Caso Ilaria Salis, Meloni chiama Orbán. Ma per il premier il sistema giudiziario di Budapest è «il più solido di tutta l’Ue»

La presidente del Consiglio sente l’omologo ungherese per «porre la sua attenzione sul caso nel rispetto dell’indipendenza della magistratura». Lui, intanto, tesse le lodi dello stato di diritto nel Paese

La presidente del Consiglio Giorgia Meloni ha telefonato al primo ministro ungherese Viktor Orbán per «porre la sua attenzione» sul caso di Ilaria Salis, la 39enne italiana detenuta da quasi un anno a Budapest in attesa di processo e portata in tribunale ieri (non per la prima volta) con manette, ceppi e catene. Un’attenzione che Meloni ha sollecitato, fa sapere Palazzo Chigi, «nel pieno rispetto dell’indipendenza e dell’autonomia della magistratura ungherese», ma anche «facendo seguito alle iniziative diplomatiche già avviate a partire dal 22 gennaio del vicepresidente del Consiglio e Ministro degli Esteri Antonio Tajani con il suo omologo ungherese Peter Szijjarto». Un riferimento alla convocazione questa mattina a Roma dell’incaricato d’Affari dell’Ungheria e della parallela richiesta d’incontro a Budapest del nostro ambasciatore col capo della diplomazia ungherese, per far pervenire «un forte messaggio di contrarietà alle condizioni di detenzione di Salis, inammissibili e non in linea con la direttiva comunitaria». Meloni e Orbán d’altra parte si vedranno dopodomani a Bruxelles, dov’è in programma il vertice straordinario dei 27 capi di Stato e di governo dell’Ue sul rifinanziamento del sostegno all’Ucraina, ed è possibile – benché al momento non vi siano conferme -che i due affrontino la vicenda in un incontro più o meno ad hoc. Un test chiave per Meloni, stretta tra la necessità di difendere i diritti di una giovane connazionale che si dichiara innocente da un lato e i rapporti delicati con un governo alleato dall’altro.
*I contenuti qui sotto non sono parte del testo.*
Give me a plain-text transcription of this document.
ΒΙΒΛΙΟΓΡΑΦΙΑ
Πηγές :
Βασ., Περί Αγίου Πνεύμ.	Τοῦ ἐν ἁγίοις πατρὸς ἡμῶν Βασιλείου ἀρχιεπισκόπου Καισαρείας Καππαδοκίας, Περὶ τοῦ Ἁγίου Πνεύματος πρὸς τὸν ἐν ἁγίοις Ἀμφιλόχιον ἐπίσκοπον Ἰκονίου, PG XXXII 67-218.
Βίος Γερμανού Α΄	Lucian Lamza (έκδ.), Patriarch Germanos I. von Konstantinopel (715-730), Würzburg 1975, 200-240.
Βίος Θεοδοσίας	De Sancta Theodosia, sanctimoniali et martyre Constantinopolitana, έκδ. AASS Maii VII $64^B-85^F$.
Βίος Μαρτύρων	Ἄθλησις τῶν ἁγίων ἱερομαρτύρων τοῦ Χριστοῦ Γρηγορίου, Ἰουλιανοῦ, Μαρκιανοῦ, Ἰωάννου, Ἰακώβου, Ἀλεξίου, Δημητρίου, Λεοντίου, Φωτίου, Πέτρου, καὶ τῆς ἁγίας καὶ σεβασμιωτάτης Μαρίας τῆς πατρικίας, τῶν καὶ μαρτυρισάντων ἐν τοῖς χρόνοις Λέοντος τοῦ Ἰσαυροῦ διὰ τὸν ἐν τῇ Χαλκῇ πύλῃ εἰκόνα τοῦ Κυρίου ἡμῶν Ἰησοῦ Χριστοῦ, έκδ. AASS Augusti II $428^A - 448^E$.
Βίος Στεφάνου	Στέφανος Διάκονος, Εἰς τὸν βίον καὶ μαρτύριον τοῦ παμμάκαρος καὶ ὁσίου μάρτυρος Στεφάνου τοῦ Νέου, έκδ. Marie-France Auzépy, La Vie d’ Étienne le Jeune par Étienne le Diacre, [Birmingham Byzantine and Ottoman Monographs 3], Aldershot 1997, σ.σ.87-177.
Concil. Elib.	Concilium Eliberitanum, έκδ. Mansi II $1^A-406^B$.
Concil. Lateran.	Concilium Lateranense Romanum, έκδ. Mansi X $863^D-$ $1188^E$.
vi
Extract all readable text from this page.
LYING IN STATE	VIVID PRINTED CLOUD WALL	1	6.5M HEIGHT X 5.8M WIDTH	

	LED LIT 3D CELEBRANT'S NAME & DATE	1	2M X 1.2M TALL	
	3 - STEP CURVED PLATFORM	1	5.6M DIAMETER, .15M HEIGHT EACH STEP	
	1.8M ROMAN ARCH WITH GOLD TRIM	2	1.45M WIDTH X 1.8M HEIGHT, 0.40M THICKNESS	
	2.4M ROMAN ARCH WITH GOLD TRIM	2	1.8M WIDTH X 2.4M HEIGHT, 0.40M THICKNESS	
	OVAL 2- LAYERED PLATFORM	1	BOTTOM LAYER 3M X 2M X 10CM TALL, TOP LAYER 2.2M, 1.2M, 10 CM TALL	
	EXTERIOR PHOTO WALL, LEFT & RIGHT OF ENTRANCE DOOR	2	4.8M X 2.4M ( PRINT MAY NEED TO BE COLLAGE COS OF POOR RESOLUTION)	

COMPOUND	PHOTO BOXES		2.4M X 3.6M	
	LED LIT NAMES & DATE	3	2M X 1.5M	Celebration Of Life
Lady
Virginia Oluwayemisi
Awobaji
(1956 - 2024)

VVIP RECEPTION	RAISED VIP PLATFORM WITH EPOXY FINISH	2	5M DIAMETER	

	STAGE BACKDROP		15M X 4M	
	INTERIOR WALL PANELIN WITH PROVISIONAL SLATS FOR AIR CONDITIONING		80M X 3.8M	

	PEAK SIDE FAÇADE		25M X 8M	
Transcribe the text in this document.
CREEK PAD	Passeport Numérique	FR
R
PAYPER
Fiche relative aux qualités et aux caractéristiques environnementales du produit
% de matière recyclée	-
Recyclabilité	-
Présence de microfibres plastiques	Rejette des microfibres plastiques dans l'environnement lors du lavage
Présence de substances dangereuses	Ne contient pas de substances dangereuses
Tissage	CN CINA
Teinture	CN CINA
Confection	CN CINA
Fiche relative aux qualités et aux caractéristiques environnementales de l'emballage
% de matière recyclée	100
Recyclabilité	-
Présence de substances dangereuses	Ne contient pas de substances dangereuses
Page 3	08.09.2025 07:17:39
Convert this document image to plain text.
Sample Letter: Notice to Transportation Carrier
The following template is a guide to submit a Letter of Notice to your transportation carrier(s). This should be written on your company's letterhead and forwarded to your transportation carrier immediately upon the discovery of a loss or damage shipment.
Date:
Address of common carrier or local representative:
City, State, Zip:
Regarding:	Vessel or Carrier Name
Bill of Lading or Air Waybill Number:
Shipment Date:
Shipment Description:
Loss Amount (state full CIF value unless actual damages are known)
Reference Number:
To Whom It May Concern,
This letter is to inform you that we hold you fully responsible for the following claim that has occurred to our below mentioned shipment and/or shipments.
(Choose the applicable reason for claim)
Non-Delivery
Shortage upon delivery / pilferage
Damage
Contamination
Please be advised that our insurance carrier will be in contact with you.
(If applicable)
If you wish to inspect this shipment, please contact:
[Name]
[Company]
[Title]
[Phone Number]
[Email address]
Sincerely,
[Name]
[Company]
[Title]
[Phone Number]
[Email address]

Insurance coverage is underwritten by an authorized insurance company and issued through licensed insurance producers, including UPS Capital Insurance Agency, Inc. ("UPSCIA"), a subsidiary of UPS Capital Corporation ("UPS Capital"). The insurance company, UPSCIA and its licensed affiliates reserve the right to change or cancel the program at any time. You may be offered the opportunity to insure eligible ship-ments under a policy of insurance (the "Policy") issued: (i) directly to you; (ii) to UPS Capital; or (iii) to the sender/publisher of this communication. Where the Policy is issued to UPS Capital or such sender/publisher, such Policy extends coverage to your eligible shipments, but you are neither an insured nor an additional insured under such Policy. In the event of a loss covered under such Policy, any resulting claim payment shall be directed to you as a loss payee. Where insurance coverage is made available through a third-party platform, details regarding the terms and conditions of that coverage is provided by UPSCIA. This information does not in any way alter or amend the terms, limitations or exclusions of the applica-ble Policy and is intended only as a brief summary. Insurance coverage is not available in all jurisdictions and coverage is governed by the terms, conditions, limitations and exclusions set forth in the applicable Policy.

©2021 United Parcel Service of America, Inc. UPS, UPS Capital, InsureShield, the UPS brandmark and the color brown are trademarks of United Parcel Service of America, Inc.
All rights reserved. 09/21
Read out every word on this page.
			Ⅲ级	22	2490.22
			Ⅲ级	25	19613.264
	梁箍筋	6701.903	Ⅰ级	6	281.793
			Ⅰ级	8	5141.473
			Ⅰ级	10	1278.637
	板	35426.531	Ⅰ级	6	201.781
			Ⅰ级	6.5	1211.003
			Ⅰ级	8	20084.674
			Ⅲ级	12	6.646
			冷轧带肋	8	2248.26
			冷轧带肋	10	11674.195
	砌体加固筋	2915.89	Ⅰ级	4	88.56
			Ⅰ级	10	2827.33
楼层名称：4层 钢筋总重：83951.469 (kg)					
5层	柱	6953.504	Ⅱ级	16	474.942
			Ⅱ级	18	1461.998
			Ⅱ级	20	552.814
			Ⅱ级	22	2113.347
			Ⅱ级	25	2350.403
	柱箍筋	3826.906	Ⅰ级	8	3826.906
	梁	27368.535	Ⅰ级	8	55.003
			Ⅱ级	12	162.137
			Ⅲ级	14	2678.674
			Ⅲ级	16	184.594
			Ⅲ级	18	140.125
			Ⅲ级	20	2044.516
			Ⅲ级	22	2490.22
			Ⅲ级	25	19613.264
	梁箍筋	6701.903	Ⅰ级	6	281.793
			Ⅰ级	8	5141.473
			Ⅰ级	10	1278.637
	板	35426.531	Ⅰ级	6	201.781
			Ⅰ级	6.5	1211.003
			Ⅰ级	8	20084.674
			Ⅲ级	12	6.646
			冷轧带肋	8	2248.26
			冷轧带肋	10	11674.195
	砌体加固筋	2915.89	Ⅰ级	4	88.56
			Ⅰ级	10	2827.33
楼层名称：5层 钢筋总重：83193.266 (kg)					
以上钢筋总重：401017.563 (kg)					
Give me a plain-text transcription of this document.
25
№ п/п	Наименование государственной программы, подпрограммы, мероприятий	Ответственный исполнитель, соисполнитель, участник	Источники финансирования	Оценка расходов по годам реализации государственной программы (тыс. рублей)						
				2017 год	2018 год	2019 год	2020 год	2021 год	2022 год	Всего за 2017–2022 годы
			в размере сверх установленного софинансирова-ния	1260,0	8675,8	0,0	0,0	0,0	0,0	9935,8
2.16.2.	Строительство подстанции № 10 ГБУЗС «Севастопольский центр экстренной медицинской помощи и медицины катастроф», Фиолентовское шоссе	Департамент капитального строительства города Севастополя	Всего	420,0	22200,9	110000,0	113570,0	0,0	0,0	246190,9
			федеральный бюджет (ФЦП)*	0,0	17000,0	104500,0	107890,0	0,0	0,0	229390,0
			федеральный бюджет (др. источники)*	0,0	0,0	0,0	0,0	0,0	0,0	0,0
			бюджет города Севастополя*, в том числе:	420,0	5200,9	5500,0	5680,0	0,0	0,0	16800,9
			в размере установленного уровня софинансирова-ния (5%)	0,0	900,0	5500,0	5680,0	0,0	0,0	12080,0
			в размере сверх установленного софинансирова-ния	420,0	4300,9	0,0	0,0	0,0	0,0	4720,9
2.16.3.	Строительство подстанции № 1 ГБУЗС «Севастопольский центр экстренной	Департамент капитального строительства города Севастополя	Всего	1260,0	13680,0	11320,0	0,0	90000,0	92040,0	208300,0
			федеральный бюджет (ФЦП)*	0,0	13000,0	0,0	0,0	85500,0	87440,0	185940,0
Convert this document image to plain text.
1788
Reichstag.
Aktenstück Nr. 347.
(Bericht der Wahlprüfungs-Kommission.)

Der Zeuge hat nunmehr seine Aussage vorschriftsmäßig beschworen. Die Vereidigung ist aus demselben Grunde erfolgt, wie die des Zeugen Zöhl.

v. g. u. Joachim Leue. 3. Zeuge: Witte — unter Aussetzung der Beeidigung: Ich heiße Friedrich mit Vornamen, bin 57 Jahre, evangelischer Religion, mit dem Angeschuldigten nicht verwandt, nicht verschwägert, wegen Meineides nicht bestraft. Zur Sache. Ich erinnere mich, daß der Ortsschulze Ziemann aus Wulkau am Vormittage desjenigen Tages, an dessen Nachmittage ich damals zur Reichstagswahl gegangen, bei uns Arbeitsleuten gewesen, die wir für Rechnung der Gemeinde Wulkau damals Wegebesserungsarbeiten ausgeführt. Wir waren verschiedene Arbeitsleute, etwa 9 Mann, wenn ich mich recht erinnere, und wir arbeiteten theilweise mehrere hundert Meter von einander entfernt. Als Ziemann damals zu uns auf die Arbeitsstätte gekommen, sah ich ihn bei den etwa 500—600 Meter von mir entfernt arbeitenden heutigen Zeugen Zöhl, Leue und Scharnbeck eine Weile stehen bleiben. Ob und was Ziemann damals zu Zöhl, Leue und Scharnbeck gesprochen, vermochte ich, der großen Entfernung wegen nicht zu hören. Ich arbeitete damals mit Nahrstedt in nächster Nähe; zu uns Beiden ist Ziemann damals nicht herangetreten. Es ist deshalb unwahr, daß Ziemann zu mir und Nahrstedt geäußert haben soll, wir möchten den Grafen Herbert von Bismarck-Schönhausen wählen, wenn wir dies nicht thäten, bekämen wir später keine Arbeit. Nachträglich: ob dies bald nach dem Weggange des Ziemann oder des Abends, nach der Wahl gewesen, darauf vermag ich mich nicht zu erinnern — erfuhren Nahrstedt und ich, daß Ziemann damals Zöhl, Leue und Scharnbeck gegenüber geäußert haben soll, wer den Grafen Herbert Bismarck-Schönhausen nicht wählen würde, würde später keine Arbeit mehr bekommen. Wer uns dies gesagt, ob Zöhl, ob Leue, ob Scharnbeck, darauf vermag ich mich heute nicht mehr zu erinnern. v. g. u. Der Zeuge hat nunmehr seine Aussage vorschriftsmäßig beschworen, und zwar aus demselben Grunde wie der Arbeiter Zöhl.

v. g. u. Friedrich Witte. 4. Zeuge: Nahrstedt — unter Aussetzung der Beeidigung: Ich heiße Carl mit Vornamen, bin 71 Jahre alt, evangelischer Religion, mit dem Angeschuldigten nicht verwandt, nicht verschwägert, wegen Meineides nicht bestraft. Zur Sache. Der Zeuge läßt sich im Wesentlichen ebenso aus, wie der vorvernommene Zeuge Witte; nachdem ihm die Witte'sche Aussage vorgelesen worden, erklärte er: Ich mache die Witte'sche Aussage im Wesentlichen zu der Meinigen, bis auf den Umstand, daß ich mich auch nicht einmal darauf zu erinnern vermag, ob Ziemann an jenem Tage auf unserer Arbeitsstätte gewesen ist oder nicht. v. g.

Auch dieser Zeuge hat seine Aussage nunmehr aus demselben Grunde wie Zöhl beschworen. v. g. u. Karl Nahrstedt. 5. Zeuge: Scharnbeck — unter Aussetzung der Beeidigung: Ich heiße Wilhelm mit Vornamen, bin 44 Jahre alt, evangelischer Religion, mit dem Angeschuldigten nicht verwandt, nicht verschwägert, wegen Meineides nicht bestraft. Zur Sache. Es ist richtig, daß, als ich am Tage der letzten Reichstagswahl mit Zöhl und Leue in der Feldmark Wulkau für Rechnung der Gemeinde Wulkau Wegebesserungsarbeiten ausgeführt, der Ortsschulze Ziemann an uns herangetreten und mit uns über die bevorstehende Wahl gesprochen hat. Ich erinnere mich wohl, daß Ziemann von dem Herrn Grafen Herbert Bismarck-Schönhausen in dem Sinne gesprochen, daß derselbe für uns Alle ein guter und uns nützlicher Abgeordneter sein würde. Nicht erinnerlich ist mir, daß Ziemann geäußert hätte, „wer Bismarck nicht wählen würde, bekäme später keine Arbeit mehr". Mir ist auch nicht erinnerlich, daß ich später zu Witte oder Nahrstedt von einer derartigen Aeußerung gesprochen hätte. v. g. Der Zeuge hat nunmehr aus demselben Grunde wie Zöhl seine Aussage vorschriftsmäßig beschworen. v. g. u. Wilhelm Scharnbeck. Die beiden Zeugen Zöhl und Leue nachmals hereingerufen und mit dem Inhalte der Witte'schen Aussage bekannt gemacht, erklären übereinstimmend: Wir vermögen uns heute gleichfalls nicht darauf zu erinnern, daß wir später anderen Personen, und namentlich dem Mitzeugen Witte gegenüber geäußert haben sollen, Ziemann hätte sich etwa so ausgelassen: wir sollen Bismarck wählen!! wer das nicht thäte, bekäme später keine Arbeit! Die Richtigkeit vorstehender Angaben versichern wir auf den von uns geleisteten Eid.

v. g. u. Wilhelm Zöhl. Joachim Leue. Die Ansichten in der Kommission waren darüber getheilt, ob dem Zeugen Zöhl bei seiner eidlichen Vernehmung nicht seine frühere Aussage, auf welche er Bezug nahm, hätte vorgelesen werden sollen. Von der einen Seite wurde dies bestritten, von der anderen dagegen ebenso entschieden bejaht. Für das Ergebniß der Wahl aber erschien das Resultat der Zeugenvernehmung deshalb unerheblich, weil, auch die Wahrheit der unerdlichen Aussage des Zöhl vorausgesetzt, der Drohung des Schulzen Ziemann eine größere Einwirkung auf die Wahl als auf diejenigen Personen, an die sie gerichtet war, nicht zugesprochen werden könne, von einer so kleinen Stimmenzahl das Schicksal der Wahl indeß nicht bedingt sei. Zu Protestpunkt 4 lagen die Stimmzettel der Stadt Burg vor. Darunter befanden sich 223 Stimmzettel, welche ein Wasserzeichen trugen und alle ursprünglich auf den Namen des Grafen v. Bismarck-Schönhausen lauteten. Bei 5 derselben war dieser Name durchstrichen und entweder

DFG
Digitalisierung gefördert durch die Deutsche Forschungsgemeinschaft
La linea temeraria di Orbán

Ma che ne pensa davvero della vicenda Salis, Viktor Orbán? Il premier di Budapest protegge il sistema giudiziario che lo consente? Ci ha messo addirittura magari la sua «buona parola», complice la radice politica della vicenda (una “spedizione punitiva” di un gruppo antifascista ad un raduno neonazista)? O se ne tiene alla larga, in nome della “sacra” divisione dei poteri? Sin qui il premier ungherese non si è espresso, e fonti di Budapest si sono trincerate oggi dietro un arcigno “no comment”, osservando che la questione-Salis è «delicata». Eppure Orbán alcuni segnali indiretti ma chiari li ha inviati proprio nelle scorse ore. Intervistato in esclusiva dalla rivista francese Le Point, il premier ungherese è tornato ad attaccare l’Unione europea sulla questione degli aiuti all’Ucraina, rispolverando tutto il suo arsenale critico: l’insostenibilità del sostegno prolungato a Kiev, i problemi connessi, la necessità di aprire al più presto negoziati di pace con la Russia. E poi la denuncia dei «ricatti» di Bruxelles al Paese magiaro: gioco facilissimo dopo che il Financial Times ha svelato nei giorni scorsi un piano delle istituzioni Ue per colpire e far affondare l’economia ungherese se Orbán dovesse davvero mettere il veto sul piano di sostegno da 50 miliardi di euro a Kiev. Apriti cielo, nonostante le smentite di maniera delle solite «fonti Ue». Nello smascherare quelli che considera «bluff» dell’Ue per colpire in realtà chi la pensa diversamente dal mainstream su Lgbt, guerra e migranti, Orbán si spinge però più lontano. Sostiene che lo stato di diritto nel suo Paese gode in realtà di piena forma, e che il suo «fiore all’occhiello» sarebbe, sorpresa, proprio il sistema giudiziario. Promosso a pieni voti dalla stessa Ue, sostiene: «La Commissione europea ha dichiarato che il sistema giurisdizionale è corretto – sostiene Orbán – Disponiamo pertanto del sistema giudiziario controllato e ricontrollato più solida di tutta l’Unione europea». Di come si comportano i suoi tribunali, insomma, Orbán sembra andare più che fiero. Quanto al governo Meloni, invece, Orbán ha negato che questo sia un suo alleato nel quadro dell’Ue. Alla domanda se sia un suo sostegno rispetto a una serie di battaglie comuni, alla rivista francese Orbán ha replicato seccamente: «No, siamo soli. Siamo noi contri gli altri 26. Una situazione difficile purtroppo».